Un grand nombre de cinémas portent le nom Luxor sans que leur décor soit directement lié au domaine de l’antiquité égyptienne ou de l’Égypte moderne. Nous en avons déjà réuni un large échantillonnage dans la liste ci-jointe, mais sans doute beaucoup d’autres restent encore à découvrir. Si vous en connaissez qui n’y figurent pas, merci de nous les signaler en nous écrivant par la rubrique « contact » de ce site.
On peut néanmoins déjà tirer de cette liste un certain nombre de conclusions. Quelle que soit l’origine du nom, celui-ci rencontre un véritable engouement à travers le monde entier, et toute grande ville – voire capitale – se doit d’avoir « son » Luxor. Le nom est apparu très tôt dans l’histoire de la construction de salles de cinéma. Bien avant la guerre de 1914-18, on relève déjà plusieurs cinémas Luxor, dont celui de Leyde (Pays-Bas) ouvert en 1909, et celui de Youngstown (OH, États-Unis), en juillet 1910. Le nom perdure aujourd’hui, où des chaînes de distribution anciennes (Pays-Bas) ou récentes (Allemagne, Russie), l’utilisent volontiers. Par ailleurs, il convient de noter que le nom de Luxor n’est pas forcément utilisé dès la première ouverture de la salle, mais peut apparaître en cours d’exploitation, certainement pour mieux s’adapter à la mode du moment.
Le Luxor Theater d’Arnhem (Pays-Bas) a été construit en 1914-1915 (architecte Willem Diehl). C’est l’un des rares cinémas pour lesquels le nom soit explicité : « C’est à son éclairage généreux qu’il doit son nom à partir du mot « Lux » : on a l’impression le soir qu’il est encore éclairé à l’intérieur par le soleil. Quand la séance commence, la lumière baisse jusqu’à une clarté crépusculaire qui demeure pendant toute la projection ». (H. Stenfert Kroese et D. Nijenesch, Arnhem en zijn toekomstige ontwikkeling, 1919, p. 274-278). Il reste cinéma jusqu’en 1984, après quoi il devient un centre culturel.
Pour quelques autres que nous extrayons également de notre liste, un lien – parfois ténu – avec l’Égypte ancienne montre que la relation existe, consciente ou non, entre le nom du cinéma et celui du site antique. Le Luxor Cinema d’Eastbourne (Royaume Uni) a été inauguré le 3 avril 1933 (architectes John Stanley Beard et A. Douglas Clare). Son nom a changé pour ABC en février 1962. Après avoir été divisé en deux salles en 1973, il est repris par le groupe Cannon en 1986. La fermeture en tant que cinéma intervient en 1991. Le bâtiment reste aujourd’hui inutilisé. Bien qu’il n’ait jamais été décoré à l’égyptienne, son nom était rappelé par un motif égyptien sur les publicités et les programmes, où le traditionnel disque ailé peut également être lu comme la vue en perspective du clavier de l’orgue du cinéma.

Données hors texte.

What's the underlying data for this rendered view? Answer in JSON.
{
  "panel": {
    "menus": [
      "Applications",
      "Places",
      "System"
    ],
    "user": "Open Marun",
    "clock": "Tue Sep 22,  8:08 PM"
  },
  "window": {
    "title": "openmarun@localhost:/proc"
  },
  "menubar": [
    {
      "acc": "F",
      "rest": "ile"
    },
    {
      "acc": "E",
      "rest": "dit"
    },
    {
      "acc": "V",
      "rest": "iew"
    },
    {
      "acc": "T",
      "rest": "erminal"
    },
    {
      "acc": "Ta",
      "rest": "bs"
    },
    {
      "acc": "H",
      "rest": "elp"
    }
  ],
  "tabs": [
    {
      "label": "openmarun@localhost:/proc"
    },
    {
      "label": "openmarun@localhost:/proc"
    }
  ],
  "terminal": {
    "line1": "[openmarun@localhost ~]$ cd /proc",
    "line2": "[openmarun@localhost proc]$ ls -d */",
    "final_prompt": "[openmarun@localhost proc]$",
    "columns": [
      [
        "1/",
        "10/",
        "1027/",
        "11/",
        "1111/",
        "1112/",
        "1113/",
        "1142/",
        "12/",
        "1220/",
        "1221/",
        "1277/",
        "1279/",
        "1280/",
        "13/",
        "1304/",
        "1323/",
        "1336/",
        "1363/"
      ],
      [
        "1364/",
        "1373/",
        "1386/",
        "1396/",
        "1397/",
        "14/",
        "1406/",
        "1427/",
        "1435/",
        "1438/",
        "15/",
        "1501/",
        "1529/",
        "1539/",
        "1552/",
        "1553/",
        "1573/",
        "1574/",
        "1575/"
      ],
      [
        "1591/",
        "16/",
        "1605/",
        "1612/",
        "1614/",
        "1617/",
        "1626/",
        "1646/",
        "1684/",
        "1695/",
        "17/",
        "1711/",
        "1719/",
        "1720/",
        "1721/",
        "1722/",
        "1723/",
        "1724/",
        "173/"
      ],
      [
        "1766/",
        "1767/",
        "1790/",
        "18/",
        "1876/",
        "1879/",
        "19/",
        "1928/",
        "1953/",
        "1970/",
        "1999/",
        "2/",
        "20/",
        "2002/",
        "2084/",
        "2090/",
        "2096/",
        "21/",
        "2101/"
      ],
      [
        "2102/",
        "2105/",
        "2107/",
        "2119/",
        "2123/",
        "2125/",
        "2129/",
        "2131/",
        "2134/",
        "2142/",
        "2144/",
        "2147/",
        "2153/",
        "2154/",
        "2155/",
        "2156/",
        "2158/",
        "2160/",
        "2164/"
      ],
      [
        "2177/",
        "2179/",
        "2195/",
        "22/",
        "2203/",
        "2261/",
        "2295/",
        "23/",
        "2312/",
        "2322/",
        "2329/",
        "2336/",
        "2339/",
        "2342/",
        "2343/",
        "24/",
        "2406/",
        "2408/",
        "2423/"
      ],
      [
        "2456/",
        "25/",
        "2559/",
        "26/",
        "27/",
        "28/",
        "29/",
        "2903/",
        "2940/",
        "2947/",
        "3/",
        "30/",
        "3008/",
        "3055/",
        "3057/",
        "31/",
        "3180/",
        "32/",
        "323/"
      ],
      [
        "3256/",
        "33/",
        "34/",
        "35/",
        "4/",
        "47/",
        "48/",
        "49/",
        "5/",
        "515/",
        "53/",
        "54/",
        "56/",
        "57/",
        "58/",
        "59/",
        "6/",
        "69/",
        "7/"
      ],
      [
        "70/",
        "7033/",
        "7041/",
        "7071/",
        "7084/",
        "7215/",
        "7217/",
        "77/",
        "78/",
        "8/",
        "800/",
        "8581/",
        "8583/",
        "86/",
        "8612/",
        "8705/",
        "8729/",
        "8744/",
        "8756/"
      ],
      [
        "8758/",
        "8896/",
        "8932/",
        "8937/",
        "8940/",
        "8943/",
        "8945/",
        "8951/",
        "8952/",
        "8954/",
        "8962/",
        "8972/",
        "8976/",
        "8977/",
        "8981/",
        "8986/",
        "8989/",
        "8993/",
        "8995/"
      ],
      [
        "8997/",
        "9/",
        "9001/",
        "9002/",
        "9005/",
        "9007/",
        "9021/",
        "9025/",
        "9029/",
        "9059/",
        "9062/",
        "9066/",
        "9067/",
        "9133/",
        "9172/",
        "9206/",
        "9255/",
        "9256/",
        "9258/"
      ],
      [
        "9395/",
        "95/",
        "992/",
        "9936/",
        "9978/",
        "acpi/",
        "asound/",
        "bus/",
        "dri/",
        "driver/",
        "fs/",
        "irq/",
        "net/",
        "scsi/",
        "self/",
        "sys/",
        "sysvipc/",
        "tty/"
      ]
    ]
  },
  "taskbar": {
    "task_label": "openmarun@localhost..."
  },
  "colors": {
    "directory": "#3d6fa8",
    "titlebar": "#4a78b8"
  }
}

Partie supérieure d’un programme daté du dimanche 1er septembre 1935 pour un concert de Jack Hylton et son orchestre (collection Jean-Marcel Humbert)

Partie supérieure d’un programme daté du dimanche 1er septembre 1935 pour un concert de Jack Hylton et son orchestre (collection Jean-Marcel Humbert)

Le Luxor Theatre, dans le Bronx (New York), est souvent cité comme étant au moins à l’intérieur de style égyptisant, sans qu’aucun document ne le confirme. Ouvert en 1923, il a fermé à une date indéterminée pour devenir un supermarché. Le Luxor Theater de Newark (NJ, États Unis), est devenu cinéma porno sous le nom de « Luxor Follies » à la fin des années Soixante, puis démoli pour faire place à un immeuble de bureaux. Il est généralement répertorié comme étant d’architecture égyptienne, sans qu’aucun document photographique ne le confirme aujourd’hui non plus.
Bien d’autres cinémas dans le monde ont eu des noms égyptiens autres que le Luxor, sans pour autant que leur décor extérieur et/ou intérieur ait un caractère égyptien. Mais le nom de L(o)uxor continue de faire rêver, même en Égypte, puisque c’est là que se déroule chaque année, souvent en plein air non loin du temple, le festival du film égyptien et européen.

Louxor, 3e Festival du film égyptien et européen (2015), projection à côté du pylône du temple du film La Femme du pharaon d’Ernst Lubitsch (1922), avec Emil Jannings (DR).

Louxor, 3e Festival du film égyptien et européen (2015), projection à côté du pylône du temple du film La Femme du pharaon d’Ernst Lubitsch (1922), avec Emil Jannings (DR).